Z racjonalnego punktu widzenia motocykle takie jak ZZR1400 są niepotrzebne absolutnie nikomu. Mają setki tysięcy koni, po kilkanaście metrów długości i ważą tyle, co średniej klasy chopper. Jeśli akurat nie będą na autostradzie pod Berlinem, ich moc przez większość czasu będzie wykorzystywana w jednym procencie. Mówiąc krótko, są zbyt ciężkie, zbyt mocne, zbyt długie i zbyt bez sensu. I co z tego? Dzięki motocyklom z gatunku hyperbike człowiek może doświadczyć tego wspaniale apokaliptycznego uczucia jazdy z trzema pakami na zegarze, kiedy matka natura robi dosłownie wszystko, aby popuścił w spodnie. To kręci. Na tyle, że ten szalony szlachecki nurt motocyklizmu wciąż jest rozwijany. Kawasaki ZZR1400 było kontynuacją szatańskiego ZX12R, sprzętu z wszech miar przesiąkniętego obłędem, który dostał kukśtańca od Hayabusy. Przeszedł czas na zmiany, a Sokół Wędrowny ma zostać wypchany i powieszony nad kominkiem.

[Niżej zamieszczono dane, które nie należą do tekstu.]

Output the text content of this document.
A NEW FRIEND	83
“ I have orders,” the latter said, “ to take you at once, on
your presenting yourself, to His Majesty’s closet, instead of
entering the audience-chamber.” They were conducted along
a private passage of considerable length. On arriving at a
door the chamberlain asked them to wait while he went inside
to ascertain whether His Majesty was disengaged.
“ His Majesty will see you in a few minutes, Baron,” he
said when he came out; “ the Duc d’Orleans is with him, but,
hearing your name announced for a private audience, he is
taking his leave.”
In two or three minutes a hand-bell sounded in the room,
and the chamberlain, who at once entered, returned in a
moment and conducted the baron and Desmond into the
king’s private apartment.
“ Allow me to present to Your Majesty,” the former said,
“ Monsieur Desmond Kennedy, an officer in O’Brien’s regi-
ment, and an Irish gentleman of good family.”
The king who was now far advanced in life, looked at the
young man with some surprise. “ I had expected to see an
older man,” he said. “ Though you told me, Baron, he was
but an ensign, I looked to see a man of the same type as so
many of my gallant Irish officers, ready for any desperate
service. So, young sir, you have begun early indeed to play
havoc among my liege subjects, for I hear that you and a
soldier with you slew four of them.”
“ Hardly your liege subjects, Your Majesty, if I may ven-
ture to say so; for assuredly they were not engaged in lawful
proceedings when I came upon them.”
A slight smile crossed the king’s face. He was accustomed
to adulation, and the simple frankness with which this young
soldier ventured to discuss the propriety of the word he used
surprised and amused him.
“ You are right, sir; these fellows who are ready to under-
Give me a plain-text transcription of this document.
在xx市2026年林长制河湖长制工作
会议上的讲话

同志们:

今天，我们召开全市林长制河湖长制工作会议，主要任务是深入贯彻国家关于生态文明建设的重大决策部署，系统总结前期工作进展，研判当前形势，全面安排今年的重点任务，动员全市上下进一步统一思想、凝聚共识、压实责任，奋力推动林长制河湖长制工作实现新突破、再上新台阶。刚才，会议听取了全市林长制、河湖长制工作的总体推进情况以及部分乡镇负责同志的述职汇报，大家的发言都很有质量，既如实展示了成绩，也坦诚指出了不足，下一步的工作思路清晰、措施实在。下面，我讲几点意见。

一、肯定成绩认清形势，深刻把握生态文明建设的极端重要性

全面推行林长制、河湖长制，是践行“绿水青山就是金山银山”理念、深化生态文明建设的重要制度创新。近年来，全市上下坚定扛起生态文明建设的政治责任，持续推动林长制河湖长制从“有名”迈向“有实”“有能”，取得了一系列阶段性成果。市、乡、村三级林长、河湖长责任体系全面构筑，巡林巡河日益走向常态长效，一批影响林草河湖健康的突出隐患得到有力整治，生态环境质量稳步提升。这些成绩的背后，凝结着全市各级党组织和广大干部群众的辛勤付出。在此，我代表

Nowe szaty chcącego być królem
Moim zdaniem nowe ZZR1400 wygląda świetnie. Udało się zachować charakterystyczny design poprzedniego modelu, a jednocześnie nadać mu nieco techniczności i polotu. Zastanawiam się czy kiedyś przyjdzie taki dzień, że jakiś producent zdecyduje się zrobić następcę obecnego modelu mniej agresywnym i łagodnym. W Kawie na szczęście tak się nie stało. Owszem, stare lampy były interesujące, ale te zdecydowanie bardziej pasują do swoich czasów i trendów. Wystające przetłoczenia na przedniej owiewce i ogromne żebra z boku w jakiś dziwny sposób wyglądają dobrze i jestem pewien, że nie znalazły się tam jedynie ze względów stylistycznych. Zmieniło się całkiem sporo rzeczy. Wydechy, siedzenie, kokpit, zadupek, boczne owiewki i kilka innych drobiazgów. ZZR1400 prezentuje się wspaniale postawione obok Hayabusy, która wygląda jak mistrz Yoda po roku jedzenia ryżu i filetów z kurczaka.
Nuklearne guru
Jeśli masz jakieś wątpliwości, zwiększ pojemność. Metoda mało wysublimowana ale prosta i skuteczna. Liczba centymetrów sześciennych wzrosła z 1352 do 1441, a udało się to dzięki zwiększeniu skoku tłoka. Katalogowa moc to piękne, okrągłe 200 KM. Bardziej imponujący jednak jest moment obrotowy – 162,5 Nm przy 7500 obr/min, z czego 95 Nm jest tuż nad wolnymi obrotami. Kawasaki twierdzi, że nowa czternastka dzięki systemowi dynamicznego doładowania osiągnie 210 KM. Takie liczby to nie tylko zasługa wzrostu pojemności. W silniku sporo pogrzebano zmieniając wałki rozrządu, zwiększając wydajność układu chłodzenia i ulepszając wtrysk paliwa. Podobno Kawasaki ma zużywać 8% paliwa mniej, ale chyba nikt o zdrowych zmysłach nie będzie tym uprawiał eco-jazdy. Aby zminimalizować szansę na nieplanowaną wizytę w lesie na wyjściu z zakrętu, na pokładzie znalazł się system S-KTRC, czyli kontrola trakcji znana z ZX10R. Tam spisała się doskonale, zyskując bardzo pochlebne opinie, więc w ZZR też powinna dać radę. Na deser dwie mapy zapłonowe: Full-Power-Hayabusa-Killer oraz 50% mocy.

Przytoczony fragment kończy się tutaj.